Nurses have been monitoring the protestors from the beginning and forced four fasters to quit because of possible long-term health risks. They were replaced by other demonstrators who were willing to step in.
“The disappointment and shock really that this has gone on for 13 days,” Decker said.
The protestors are graduate students from eight academic departments who voted to unionize. The demonstrators say Yale President Salovey refuses to sit down and negotiate with them.
But Salovey said the university is not stalling and that he's declining to open negotiations because there are still appeals headed to the national Labor Relations Board over the issue.
Protestors remain unconvinced and said for the foreseeable future, Salovey better get used to seeing hungry protestors demonstrating outside his door.

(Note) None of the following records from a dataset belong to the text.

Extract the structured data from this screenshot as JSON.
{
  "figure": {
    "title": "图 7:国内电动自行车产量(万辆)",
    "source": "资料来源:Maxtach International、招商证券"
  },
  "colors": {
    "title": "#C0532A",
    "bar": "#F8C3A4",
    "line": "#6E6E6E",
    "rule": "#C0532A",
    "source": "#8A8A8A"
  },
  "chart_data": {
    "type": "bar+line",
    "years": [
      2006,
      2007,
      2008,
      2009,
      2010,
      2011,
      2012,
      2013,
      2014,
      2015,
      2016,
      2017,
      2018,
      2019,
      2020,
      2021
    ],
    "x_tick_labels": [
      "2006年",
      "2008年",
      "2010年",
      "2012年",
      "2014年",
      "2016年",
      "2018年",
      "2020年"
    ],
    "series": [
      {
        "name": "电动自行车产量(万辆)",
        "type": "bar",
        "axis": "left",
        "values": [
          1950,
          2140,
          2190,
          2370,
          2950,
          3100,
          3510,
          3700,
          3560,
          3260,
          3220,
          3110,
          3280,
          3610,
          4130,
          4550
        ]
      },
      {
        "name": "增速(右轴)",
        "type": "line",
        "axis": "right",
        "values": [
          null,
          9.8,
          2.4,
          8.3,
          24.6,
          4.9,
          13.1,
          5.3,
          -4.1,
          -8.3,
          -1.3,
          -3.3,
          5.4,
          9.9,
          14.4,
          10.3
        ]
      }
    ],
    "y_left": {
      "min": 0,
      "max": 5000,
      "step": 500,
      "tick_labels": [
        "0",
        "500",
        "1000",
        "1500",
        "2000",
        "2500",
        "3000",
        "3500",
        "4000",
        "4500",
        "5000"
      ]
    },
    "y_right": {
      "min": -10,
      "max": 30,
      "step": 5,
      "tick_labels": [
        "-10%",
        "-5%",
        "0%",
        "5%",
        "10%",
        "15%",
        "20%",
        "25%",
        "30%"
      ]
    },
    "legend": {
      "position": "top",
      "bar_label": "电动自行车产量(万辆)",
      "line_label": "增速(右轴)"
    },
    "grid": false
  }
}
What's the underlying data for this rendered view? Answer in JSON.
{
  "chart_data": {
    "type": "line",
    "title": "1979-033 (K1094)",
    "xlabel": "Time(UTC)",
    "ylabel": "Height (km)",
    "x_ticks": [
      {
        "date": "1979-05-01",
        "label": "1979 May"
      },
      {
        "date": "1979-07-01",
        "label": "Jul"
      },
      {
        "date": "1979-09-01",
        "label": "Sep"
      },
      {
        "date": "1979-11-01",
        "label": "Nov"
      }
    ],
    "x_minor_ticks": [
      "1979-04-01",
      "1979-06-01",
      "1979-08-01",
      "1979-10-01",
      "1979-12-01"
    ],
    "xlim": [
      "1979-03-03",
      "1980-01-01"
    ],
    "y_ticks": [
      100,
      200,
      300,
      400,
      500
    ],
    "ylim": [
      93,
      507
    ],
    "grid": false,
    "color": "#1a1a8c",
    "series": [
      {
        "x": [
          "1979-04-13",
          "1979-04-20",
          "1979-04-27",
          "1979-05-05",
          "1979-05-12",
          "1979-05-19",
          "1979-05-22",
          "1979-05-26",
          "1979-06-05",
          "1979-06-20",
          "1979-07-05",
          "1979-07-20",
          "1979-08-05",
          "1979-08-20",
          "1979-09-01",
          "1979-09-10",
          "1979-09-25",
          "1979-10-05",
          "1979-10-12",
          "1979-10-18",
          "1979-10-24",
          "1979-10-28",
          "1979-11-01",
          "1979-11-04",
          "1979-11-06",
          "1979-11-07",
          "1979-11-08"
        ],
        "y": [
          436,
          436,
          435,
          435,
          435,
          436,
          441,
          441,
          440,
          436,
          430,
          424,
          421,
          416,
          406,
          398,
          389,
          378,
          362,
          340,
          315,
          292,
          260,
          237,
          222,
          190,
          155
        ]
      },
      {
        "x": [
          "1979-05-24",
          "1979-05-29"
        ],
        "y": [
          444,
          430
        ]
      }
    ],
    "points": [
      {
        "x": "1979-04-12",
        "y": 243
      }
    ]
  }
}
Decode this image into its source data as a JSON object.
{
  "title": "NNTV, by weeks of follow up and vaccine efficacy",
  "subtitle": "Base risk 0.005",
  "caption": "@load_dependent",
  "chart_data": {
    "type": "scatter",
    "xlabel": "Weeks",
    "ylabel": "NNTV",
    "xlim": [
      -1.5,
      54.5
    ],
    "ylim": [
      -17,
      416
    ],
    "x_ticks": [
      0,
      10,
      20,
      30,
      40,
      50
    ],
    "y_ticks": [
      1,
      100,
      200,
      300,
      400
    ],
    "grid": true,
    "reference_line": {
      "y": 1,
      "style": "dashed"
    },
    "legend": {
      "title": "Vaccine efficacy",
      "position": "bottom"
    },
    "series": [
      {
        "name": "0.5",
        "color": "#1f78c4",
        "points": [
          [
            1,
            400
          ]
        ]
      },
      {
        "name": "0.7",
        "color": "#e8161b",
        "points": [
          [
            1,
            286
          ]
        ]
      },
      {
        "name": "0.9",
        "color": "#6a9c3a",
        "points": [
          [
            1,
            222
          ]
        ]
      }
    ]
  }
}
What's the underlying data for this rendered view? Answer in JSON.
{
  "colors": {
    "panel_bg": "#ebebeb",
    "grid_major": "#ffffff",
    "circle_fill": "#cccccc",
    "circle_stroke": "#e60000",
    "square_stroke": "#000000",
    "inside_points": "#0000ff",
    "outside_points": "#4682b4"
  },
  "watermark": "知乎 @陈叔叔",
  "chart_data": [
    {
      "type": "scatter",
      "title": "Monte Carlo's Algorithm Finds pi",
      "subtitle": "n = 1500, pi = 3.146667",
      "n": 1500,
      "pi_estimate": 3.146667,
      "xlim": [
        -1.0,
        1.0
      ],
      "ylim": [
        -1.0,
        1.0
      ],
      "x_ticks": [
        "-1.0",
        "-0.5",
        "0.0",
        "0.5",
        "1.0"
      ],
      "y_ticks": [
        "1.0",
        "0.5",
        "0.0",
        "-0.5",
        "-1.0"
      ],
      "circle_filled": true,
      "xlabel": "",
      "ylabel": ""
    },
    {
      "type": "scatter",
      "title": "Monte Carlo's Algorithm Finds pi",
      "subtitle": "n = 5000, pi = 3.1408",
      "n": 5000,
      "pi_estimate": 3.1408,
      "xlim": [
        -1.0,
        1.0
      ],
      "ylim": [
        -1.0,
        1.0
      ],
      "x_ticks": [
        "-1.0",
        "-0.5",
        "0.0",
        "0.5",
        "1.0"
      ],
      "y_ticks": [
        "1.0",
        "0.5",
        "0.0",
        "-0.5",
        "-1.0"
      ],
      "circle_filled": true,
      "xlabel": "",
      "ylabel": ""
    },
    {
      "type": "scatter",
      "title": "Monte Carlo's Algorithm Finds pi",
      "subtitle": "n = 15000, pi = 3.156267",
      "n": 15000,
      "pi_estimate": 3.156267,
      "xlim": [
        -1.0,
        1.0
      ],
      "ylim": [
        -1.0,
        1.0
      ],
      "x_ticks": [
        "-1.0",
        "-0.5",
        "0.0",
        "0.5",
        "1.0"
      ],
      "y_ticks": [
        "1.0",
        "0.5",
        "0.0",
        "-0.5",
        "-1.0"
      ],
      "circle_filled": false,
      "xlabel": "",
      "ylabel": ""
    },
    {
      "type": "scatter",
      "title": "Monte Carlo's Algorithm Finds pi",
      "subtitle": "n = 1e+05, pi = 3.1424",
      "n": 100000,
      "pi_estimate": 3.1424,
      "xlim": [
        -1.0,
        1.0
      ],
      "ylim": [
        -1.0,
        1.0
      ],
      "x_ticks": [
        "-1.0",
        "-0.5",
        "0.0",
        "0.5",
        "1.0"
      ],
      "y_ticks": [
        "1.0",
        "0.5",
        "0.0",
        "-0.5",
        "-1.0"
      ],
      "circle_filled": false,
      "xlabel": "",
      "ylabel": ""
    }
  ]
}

“There's an extremely easy way for him to look out for our health and end the fast and we would all be extremely happy to share a meal with him over the negotiating table,” Decker said.
The fasters say there is a lot of misinformation out there about what they have been consuming during the fast.
They insist they are only drinking water and not eating anything.
President Salovey has urged protestors to end the hunger strike, but there is no resolution in site.
According to experts, there are several scary potential long-term health risks associated with extended hunger strikes including potential vision and hearing loss, along with organ failure. Death is also possible.
But again, the fasters are being monitored by nurses and will stop and be replaced if their health is in jeopardy.